Mercy House opens its new home to the community

Father Cal Christiansen and Archbishop Paul Etienne conduct a prayer for the opening of Mercy House.

On Wednesday, Nov. 29, Mercy House officially opened its doors in Mountlake Terrace after years of providing virtual services to the community.

The halls of Mercy House were packed with community members, parishioners, and volunteers for last-minute preparations for the blessing and dedication ceremony by Seattle Diocese Archbishop Paul Etienne and Father Cal Christiansen of Mountlake Terrace’s St. Pius X. Mercy House Strategic Planning Committee member Don Osborne squeezed around the people during the tour.

“Hard to believe this all started with working out of cardboard boxes and garages,” Osborne said over the crowd.

What was run through a virtual office now manifests in the real world with crisp white walls and tile floors. The offices have windows facing the hallway, with natural light coming through a skylight into the foyer.

Father Cal Christiansen of St. Pius X Catholic Church admires the organized layout of Mercy House’s new home.

It had been seven years since Christiansen and the St. Pius X Pastoral Council were inspired to start Mercy House during the Extraordinary Jubilee of Mercy declared by Pope Francis in 2015 and 2016.

A joint project between St. Pius X, St. Vincent de Paul and the Catholic Community Services of Western Washington, Mercy House provides service to all, regardless of faith.

Plans were drawn for the remodel, but preparations were stalled when pandemic restrictions were implemented in 2020. The board of Mercy House realized that the community’s needs were growing because of COVID-19. Neither Mercy House nor those in need could wait for construction to finish.

Like many crucial services, the volunteers got to work and improvised ways of helping the community. The PREPARES program, which supports mothers and families, used a meeting room to serve as their center and to store baby supplies.

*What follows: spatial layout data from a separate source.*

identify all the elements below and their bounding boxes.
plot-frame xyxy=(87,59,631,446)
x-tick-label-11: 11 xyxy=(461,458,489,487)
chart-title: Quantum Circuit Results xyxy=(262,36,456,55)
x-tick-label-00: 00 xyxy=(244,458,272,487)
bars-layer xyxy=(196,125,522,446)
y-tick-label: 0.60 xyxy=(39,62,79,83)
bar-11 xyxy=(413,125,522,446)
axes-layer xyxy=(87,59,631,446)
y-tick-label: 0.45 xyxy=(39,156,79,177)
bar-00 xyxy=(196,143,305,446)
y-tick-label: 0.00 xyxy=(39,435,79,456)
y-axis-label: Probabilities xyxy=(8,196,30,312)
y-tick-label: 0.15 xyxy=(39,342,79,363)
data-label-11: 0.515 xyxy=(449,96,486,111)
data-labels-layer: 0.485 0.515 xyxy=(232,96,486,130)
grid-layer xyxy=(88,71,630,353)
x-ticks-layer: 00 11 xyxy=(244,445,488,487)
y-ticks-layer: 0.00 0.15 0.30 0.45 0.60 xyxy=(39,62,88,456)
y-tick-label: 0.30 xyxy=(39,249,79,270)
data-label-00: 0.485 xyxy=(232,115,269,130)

The remodeled building included easy access to the PREPARES and St. Vincent de Paul storage rooms.

St. Vincent de Paul volunteers focused on assisting people with emergency food, rent and utility assistance and emergency motel stays from an enclosed carport warmed by a space heater on an extension cord.

Now, PREPARES and St. Vincent de Paul have a dedicated building with heat and storage. When remodeling the building, the programs’ rooms were placed next to the parking lot with doors that opened to the outside for easier delivery and distribution.

Osborne explained that the food store is not a food bank but an emergency supply for those in dire need. The items are non-perishable, which helps Mercy House keep a supply on hand and deliver the supplies quickly.

Archbishop Paul Etienne (left) listens to St. Pius X’s parish administrator and Mercy House councilmember Aimee Do (right) explain how Mercy House is staffed to reduce costs, with volunteers being the heart of the program.

Though vacant now, an office is dedicated to a trained professional community resource navigator. Though the details are still being finalized with the YWCA, the resource navigator will be onsite twice a week. They can identify the person’s needs and help the unhoused with the HMIS database to find employment.

Further, the navigator can assist individuals and families in finding resources to get needed help through PREPARES, St. Vincent de Paul or professional referrals for services such as medical, mental health, recovery, housing and employment assistance.

The site also features a multipurpose room, a washer and dryer and a quiet room that genuinely earns its name. When the door is closed, one can barely hear the crowd of about 30 people outside.

Archbishop Etienne and Father Christiansen offered a prayer and blessed the building that represents the Mountlake Terrace Catholic community’s dedication to helping those in need.